Energy technologies are of particular importance to the Kingdom of Saudi Arabia (KSA). Energy is a key driver of the country’s development and economic growth. Furthermore, the electricity sector in the Kingdom faces great challenges in fulfilling the rising demand for electricity consumption that is the foundation for economic and social development. The annual growth of electricity consumption in the KSA is estimated at 6.4 percent. In order to meet this demand, additional generation plants and reinforcement of distribution and transmission systems are needed. The estimated power generation for the year 2023 is estimated at 59,000 megawatts compared with 25,000 megawatts in 2001. Attempts to find scientific solutions to keep pace with this growing demand necessitate technology transfer and the development of technologies to improve electrical energy generation, transmission, distribution, and utilization.

In today' s competitive electric utility marketplace in the world, reliable and real-time information become the key factor for reliable delivery of power to the end-users, profitability of the electric utility and customer satisfaction. Equipment failures, generation capacity limitations, lightning strikes, accidents, and natural catastrophes all cause power disturbances and outages and often result in long service interruptions. Given the increasing age of utility grid infrastructure and the increasing electricity demand, intelligent and low-cost utility monitoring and control systems realized by smart micro-sensor devices have become essential to maintain safety, reliability, efficiency, and uptime of such systems. With the evolution of new sensors, embedded intelligence capabilities, and communication platforms, opportunities exist for the development and design of robust and intelligent sensor networks that enable the smart grid applications, such as automatic meter reading, remote system monitoring and control, equipment fault diagnostics, and distribution automation.

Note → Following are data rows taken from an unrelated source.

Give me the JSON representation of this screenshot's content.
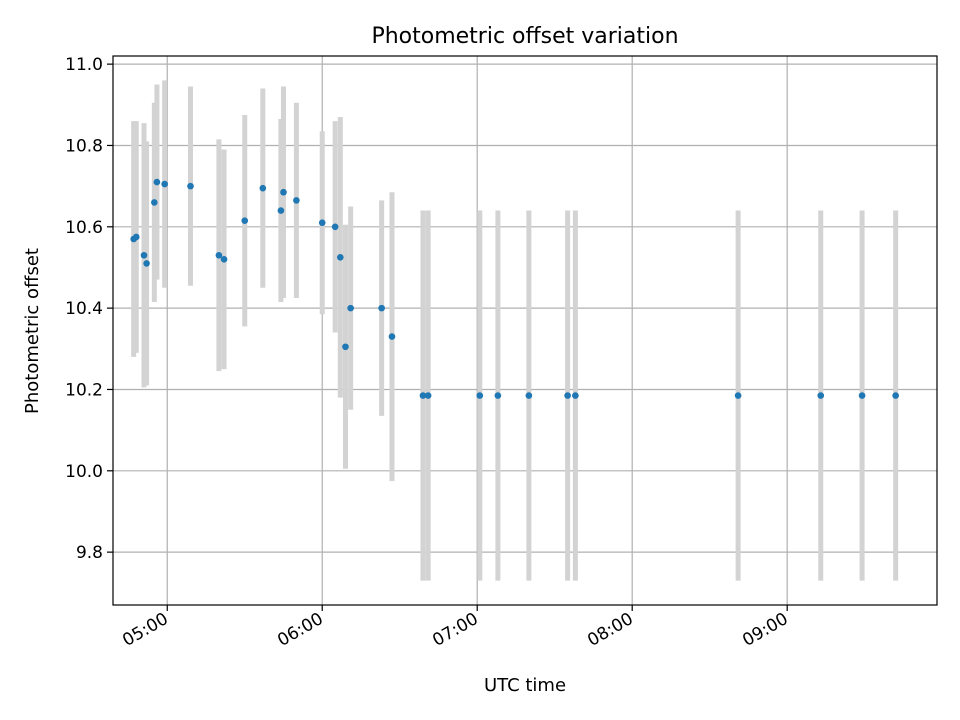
{
  "chart_data": {
    "type": "scatter",
    "title": "Photometric offset variation",
    "xlabel": "UTC time",
    "ylabel": "Photometric offset",
    "xlim": [
      "04:39",
      "09:58"
    ],
    "ylim": [
      9.67,
      11.02
    ],
    "x_ticks": [
      "05:00",
      "06:00",
      "07:00",
      "08:00",
      "09:00"
    ],
    "y_ticks": [
      "9.8",
      "10.0",
      "10.2",
      "10.4",
      "10.6",
      "10.8",
      "11.0"
    ],
    "grid": true,
    "colors": {
      "point": "#1f77b4",
      "errorbar": "#d3d3d3",
      "grid": "#b0b0b0"
    },
    "points": [
      {
        "x": "04:47",
        "y": 10.57,
        "yerr": 0.29
      },
      {
        "x": "04:48",
        "y": 10.575,
        "yerr": 0.285
      },
      {
        "x": "04:51",
        "y": 10.53,
        "yerr": 0.325
      },
      {
        "x": "04:52",
        "y": 10.51,
        "yerr": 0.3
      },
      {
        "x": "04:55",
        "y": 10.66,
        "yerr": 0.245
      },
      {
        "x": "04:56",
        "y": 10.71,
        "yerr": 0.24
      },
      {
        "x": "04:59",
        "y": 10.705,
        "yerr": 0.255
      },
      {
        "x": "05:09",
        "y": 10.7,
        "yerr": 0.245
      },
      {
        "x": "05:20",
        "y": 10.53,
        "yerr": 0.285
      },
      {
        "x": "05:22",
        "y": 10.52,
        "yerr": 0.27
      },
      {
        "x": "05:30",
        "y": 10.615,
        "yerr": 0.26
      },
      {
        "x": "05:37",
        "y": 10.695,
        "yerr": 0.245
      },
      {
        "x": "05:44",
        "y": 10.64,
        "yerr": 0.225
      },
      {
        "x": "05:45",
        "y": 10.685,
        "yerr": 0.26
      },
      {
        "x": "05:50",
        "y": 10.665,
        "yerr": 0.24
      },
      {
        "x": "06:00",
        "y": 10.61,
        "yerr": 0.225
      },
      {
        "x": "06:05",
        "y": 10.6,
        "yerr": 0.26
      },
      {
        "x": "06:07",
        "y": 10.525,
        "yerr": 0.345
      },
      {
        "x": "06:09",
        "y": 10.305,
        "yerr": 0.3
      },
      {
        "x": "06:11",
        "y": 10.4,
        "yerr": 0.25
      },
      {
        "x": "06:23",
        "y": 10.4,
        "yerr": 0.265
      },
      {
        "x": "06:27",
        "y": 10.33,
        "yerr": 0.355
      },
      {
        "x": "06:39",
        "y": 10.185,
        "yerr": 0.455
      },
      {
        "x": "06:41",
        "y": 10.185,
        "yerr": 0.455
      },
      {
        "x": "07:01",
        "y": 10.185,
        "yerr": 0.455
      },
      {
        "x": "07:08",
        "y": 10.185,
        "yerr": 0.455
      },
      {
        "x": "07:20",
        "y": 10.185,
        "yerr": 0.455
      },
      {
        "x": "07:35",
        "y": 10.185,
        "yerr": 0.455
      },
      {
        "x": "07:38",
        "y": 10.185,
        "yerr": 0.455
      },
      {
        "x": "08:41",
        "y": 10.185,
        "yerr": 0.455
      },
      {
        "x": "09:13",
        "y": 10.185,
        "yerr": 0.455
      },
      {
        "x": "09:29",
        "y": 10.185,
        "yerr": 0.455
      },
      {
        "x": "09:42",
        "y": 10.185,
        "yerr": 0.455
      }
    ]
  }
}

Importantly, all these applications would lead to new products, processes and services, improving industrial efficiency and use of sustainable energy resources while providing a competitive edge for the world in the global market place. At the same time, it would ensure the reliability of the electric power infrastructure, helping to improve the daily lives of ordinary citizens. All this makes low cost sensor-network based electric power grid monitoring and control an important element for achieving the largest knowledge-based economy in the world.

With its low cost as one of the main advantages, the WSNs provide a feasible and cost-effective sensing and communication solution for the remote system monitoring and diagnostic systems for electric power grid. Efficient monitoring systems constructed by large-scale deployment of smart sensor nodes can provide complete information on the conditions of system components, including generation units, transformers, transmission lines, etc., in a remote, continuous, and online manner. With the real-time system monitoring and system level coordinating controls and protections, a single system contingency in the electric power grid could be detected and isolated, before it causes cascading effects and results more catastrophic system breakdowns.

Overall, this research proposal opens up many theoretical and practical research possibilities in wireless sensor networks and their applications to electric power systems.

Unlike existing work, the proposed Spectrum-Aware and Cross-Layer Communication (SCC) framework will consider all the unique channel characteristics of harsh electric power system environments simultaneously, while dynamically adapting its protocol configurations.